Krytycznym okiem spogląda na plan wdrożenia do 2020 r. przez rywala sieci 1000 automatów do nadawania i odbioru paczek, konkurencyjnych wobec paczkomatów InPostu (spółka-córka Integera).
Jego zdaniem Poczta Polska (PP) postawiła sobie bardzo ambitne zadanie, bo uruchomienie takiej liczby samoobsługowych terminali w ciągu 5 lat wymaga ogromnej elastyczności i skuteczności.

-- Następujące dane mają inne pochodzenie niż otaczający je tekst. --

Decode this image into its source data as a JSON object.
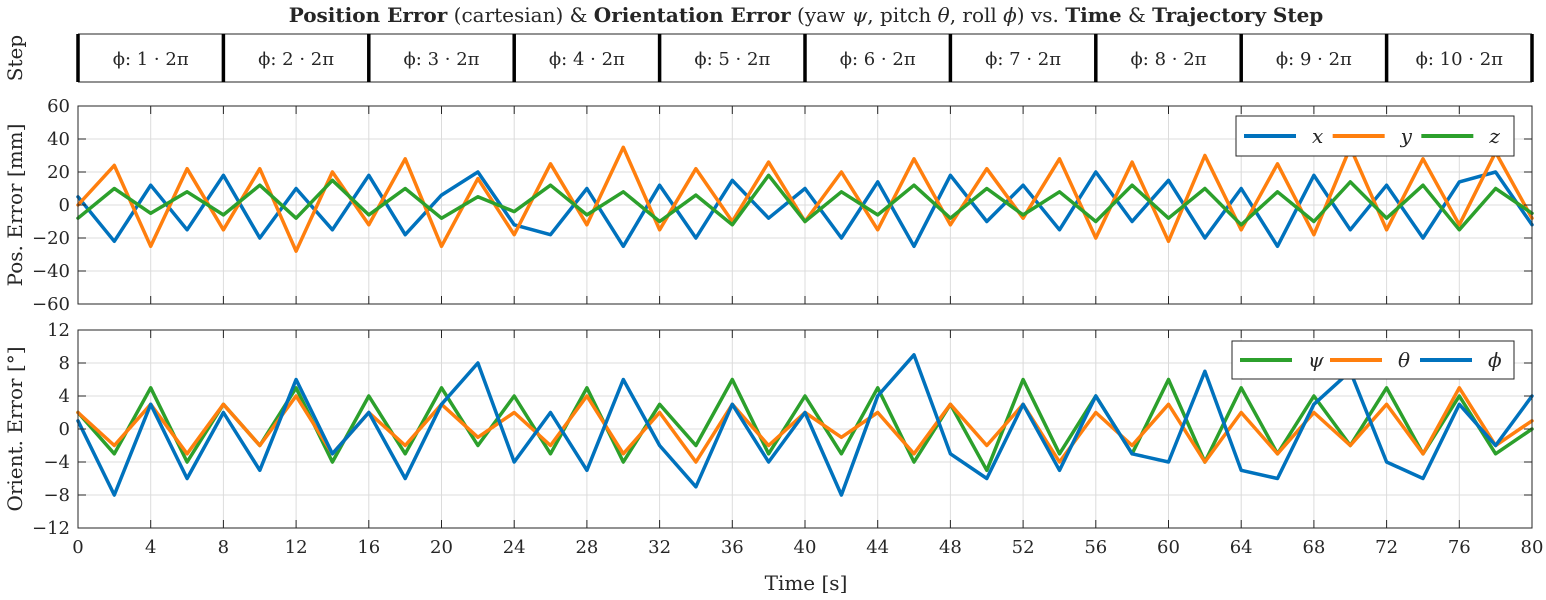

– Dotychczas InPost jest jedyną firmą na świecie, która jest w stanie wyprodukować, dostarczyć i uruchomić ponad 1 tys. maszyn w ciągu jednego roku. Dla porównania Deutsche Post budował sieć 2000 paczkomatów przez 10 lat, a poczta duńska w ciągu 4 lat uruchomiła 300 maszyn – tłumaczy Rafał Brzoska. Zwraca przy tym uwagę, że na planowaną ekspansję automatów PP zamierza wydać pieniądze podatników.

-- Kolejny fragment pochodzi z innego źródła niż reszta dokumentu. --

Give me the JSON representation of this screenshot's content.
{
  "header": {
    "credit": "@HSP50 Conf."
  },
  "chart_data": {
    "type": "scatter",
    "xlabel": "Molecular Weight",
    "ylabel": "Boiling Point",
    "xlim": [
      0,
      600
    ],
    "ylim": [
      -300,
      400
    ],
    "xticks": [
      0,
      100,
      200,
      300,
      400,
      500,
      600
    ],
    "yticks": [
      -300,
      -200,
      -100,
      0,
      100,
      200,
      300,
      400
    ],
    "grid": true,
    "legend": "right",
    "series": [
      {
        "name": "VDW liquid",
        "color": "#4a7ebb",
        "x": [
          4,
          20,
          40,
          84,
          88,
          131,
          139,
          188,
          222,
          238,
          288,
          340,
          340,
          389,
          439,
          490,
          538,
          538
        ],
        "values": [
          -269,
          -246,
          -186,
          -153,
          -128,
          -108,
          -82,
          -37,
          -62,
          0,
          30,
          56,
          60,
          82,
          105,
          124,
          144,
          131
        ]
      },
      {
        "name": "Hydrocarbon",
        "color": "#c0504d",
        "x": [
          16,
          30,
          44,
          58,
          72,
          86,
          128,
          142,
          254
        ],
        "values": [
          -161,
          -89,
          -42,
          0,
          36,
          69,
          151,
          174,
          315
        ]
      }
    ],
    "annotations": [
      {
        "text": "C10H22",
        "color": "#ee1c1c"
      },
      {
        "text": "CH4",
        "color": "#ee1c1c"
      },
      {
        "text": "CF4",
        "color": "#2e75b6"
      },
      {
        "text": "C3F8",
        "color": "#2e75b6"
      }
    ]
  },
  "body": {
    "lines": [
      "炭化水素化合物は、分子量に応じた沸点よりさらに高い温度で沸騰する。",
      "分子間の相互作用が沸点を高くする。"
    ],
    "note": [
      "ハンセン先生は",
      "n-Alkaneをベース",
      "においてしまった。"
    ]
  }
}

– Pieniądze wszystkich Polaków będą inwestowane w projekt uruchomienia sieci maszyn samoobsługowych Poczty, dlatego najważniejsze jest, by ta inwestycja była przemyślana, a przede wszystkim przyniosła zwrot finansowy. Mogę z pełnym przekonaniem komentować tę kwestię, bo tylko InPost ma pełną wiedzę na temat efektywnych lokalizacji, właściwego modelu biznesowego i budowania rentownych sieci paczko matów – podkreśla prezes Integera.
Według niego należy się zastanowić, jaką rolę automatyczne terminale miałby spełniać w sieci PP.